Some of the cuts to the Office of Population Affairs run counter to the policy priorities of the MAHA movement, which has amplified alternative reproductive health groups’ calls for more federal attention to fertility and family planning issues. The Trump administration has pledged to increase federal support for in vitro fertilization and to reduce costs.

The embryo program at the Office of Population Affairs houses federal efforts to help people receive frozen embryos unused during IVF treatments, which is one method of increasing the chances of conception for those who cannot produce their own embryos. It can also significantly reduce the costs of IVF.

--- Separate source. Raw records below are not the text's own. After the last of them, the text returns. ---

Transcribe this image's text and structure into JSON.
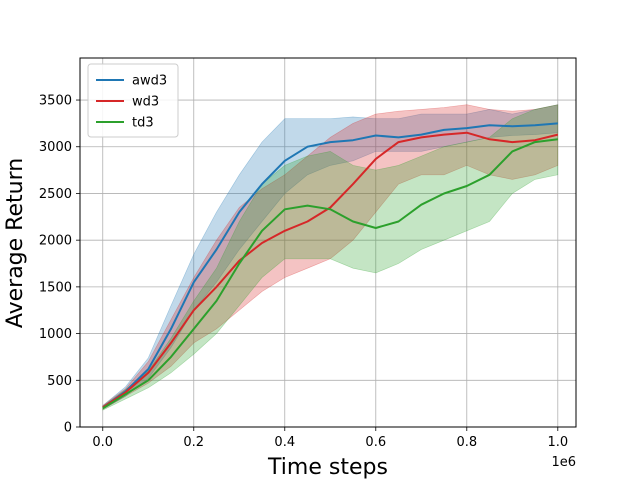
{
  "chart_data": {
    "type": "line",
    "title": "",
    "xlabel": "Time steps",
    "ylabel": "Average Return",
    "x_offset_label": "1e6",
    "xlim": [
      -0.05,
      1.04
    ],
    "ylim": [
      0,
      3950
    ],
    "x_ticks": [
      0.0,
      0.2,
      0.4,
      0.6,
      0.8,
      1.0
    ],
    "x_tick_labels": [
      "0.0",
      "0.2",
      "0.4",
      "0.6",
      "0.8",
      "1.0"
    ],
    "y_ticks": [
      0,
      500,
      1000,
      1500,
      2000,
      2500,
      3000,
      3500
    ],
    "y_tick_labels": [
      "0",
      "500",
      "1000",
      "1500",
      "2000",
      "2500",
      "3000",
      "3500"
    ],
    "grid": true,
    "legend_position": "top-left",
    "x": [
      0.0,
      0.05,
      0.1,
      0.15,
      0.2,
      0.25,
      0.3,
      0.35,
      0.4,
      0.45,
      0.5,
      0.55,
      0.6,
      0.65,
      0.7,
      0.75,
      0.8,
      0.85,
      0.9,
      0.95,
      1.0
    ],
    "series": [
      {
        "name": "awd3",
        "color": "#1f77b4",
        "values": [
          210,
          380,
          620,
          1050,
          1550,
          1900,
          2300,
          2600,
          2850,
          3000,
          3050,
          3070,
          3120,
          3100,
          3130,
          3180,
          3200,
          3230,
          3220,
          3230,
          3250
        ],
        "lower": [
          190,
          330,
          520,
          850,
          1250,
          1550,
          1900,
          2200,
          2500,
          2700,
          2800,
          2850,
          2950,
          2950,
          2950,
          3000,
          3050,
          3100,
          3120,
          3130,
          3150
        ],
        "upper": [
          230,
          430,
          740,
          1300,
          1850,
          2300,
          2700,
          3050,
          3300,
          3300,
          3300,
          3320,
          3300,
          3300,
          3350,
          3350,
          3350,
          3400,
          3350,
          3400,
          3450
        ]
      },
      {
        "name": "wd3",
        "color": "#d62728",
        "values": [
          210,
          370,
          580,
          900,
          1250,
          1500,
          1780,
          1970,
          2100,
          2200,
          2350,
          2600,
          2870,
          3050,
          3100,
          3130,
          3150,
          3080,
          3050,
          3070,
          3130
        ],
        "lower": [
          190,
          330,
          470,
          650,
          900,
          1050,
          1250,
          1450,
          1600,
          1700,
          1800,
          2000,
          2300,
          2600,
          2700,
          2700,
          2800,
          2700,
          2650,
          2700,
          2800
        ],
        "upper": [
          230,
          410,
          700,
          1150,
          1600,
          2000,
          2350,
          2550,
          2700,
          2900,
          3100,
          3250,
          3350,
          3380,
          3400,
          3420,
          3450,
          3400,
          3380,
          3400,
          3450
        ]
      },
      {
        "name": "td3",
        "color": "#2ca02c",
        "values": [
          200,
          350,
          500,
          750,
          1050,
          1350,
          1750,
          2100,
          2330,
          2370,
          2330,
          2200,
          2130,
          2200,
          2380,
          2500,
          2580,
          2700,
          2950,
          3050,
          3080
        ],
        "lower": [
          180,
          300,
          420,
          580,
          780,
          1000,
          1300,
          1600,
          1800,
          1800,
          1800,
          1700,
          1650,
          1750,
          1900,
          2000,
          2100,
          2200,
          2500,
          2650,
          2700
        ],
        "upper": [
          220,
          400,
          600,
          950,
          1350,
          1700,
          2200,
          2600,
          2800,
          2900,
          2950,
          2800,
          2750,
          2800,
          2900,
          3000,
          3050,
          3100,
          3300,
          3400,
          3450
        ]
      }
    ]
  }
}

“Fertility support is broadly covered by Title X,” which the Office of Population Affairs administers, Shanker said.

Outside policy groups echoed Shanker.

“If there’s no one who works at the Office of Population Affairs, there’s no one to administer the Title X family planning program, which is a massively important program for reproductive health and rights in this country,” said Liz McCaman Taylor, the senior federal policy counsel at the Center for Reproductive Rights. “It’s the only domestic federal family planning program. It helps support thousands of service sites and millions of people.”

The Office of Population Affairs has been the target of attacks from the Trump administration for months. In March, the administration withheld Title X grant funding from 16 grantees, including the 13 direct grants given to Planned Parenthood facilities that are used to help provide birth control, screening for sexually-transmitted infections and other preventative services.

“It’s a backdoor way to get to the president’s proposed zero dollars for Title X,” Taylor said. “I’m just really hoping that it’s not as dire as it seems.”

House Republicans have proposed eliminating the office in the past. In 2023, Illinois Rep. Mary Miller offered an amendment to an HHS appropriations bill that would have ceased funding the office. It failed to pass but did receive 204 Republican votes in favor.

While distributing funding for family planning services is central to the Office of Population Affairs’ role, the office also promotes adolescent health care programs and sex education for teens, conducts reproductive health research and funds organizations that promote embryo donation and adoption.

Title X grants are administered through a five-year project period, so current projects are funded through March 31, 2026, Marcella said — but OPA staff would typically begin reviewing applications for continued funds around this time.

“It quickly puts in jeopardy the ability, process-wise, to continue the program,” Marcella said. “And maybe that’s the goal.”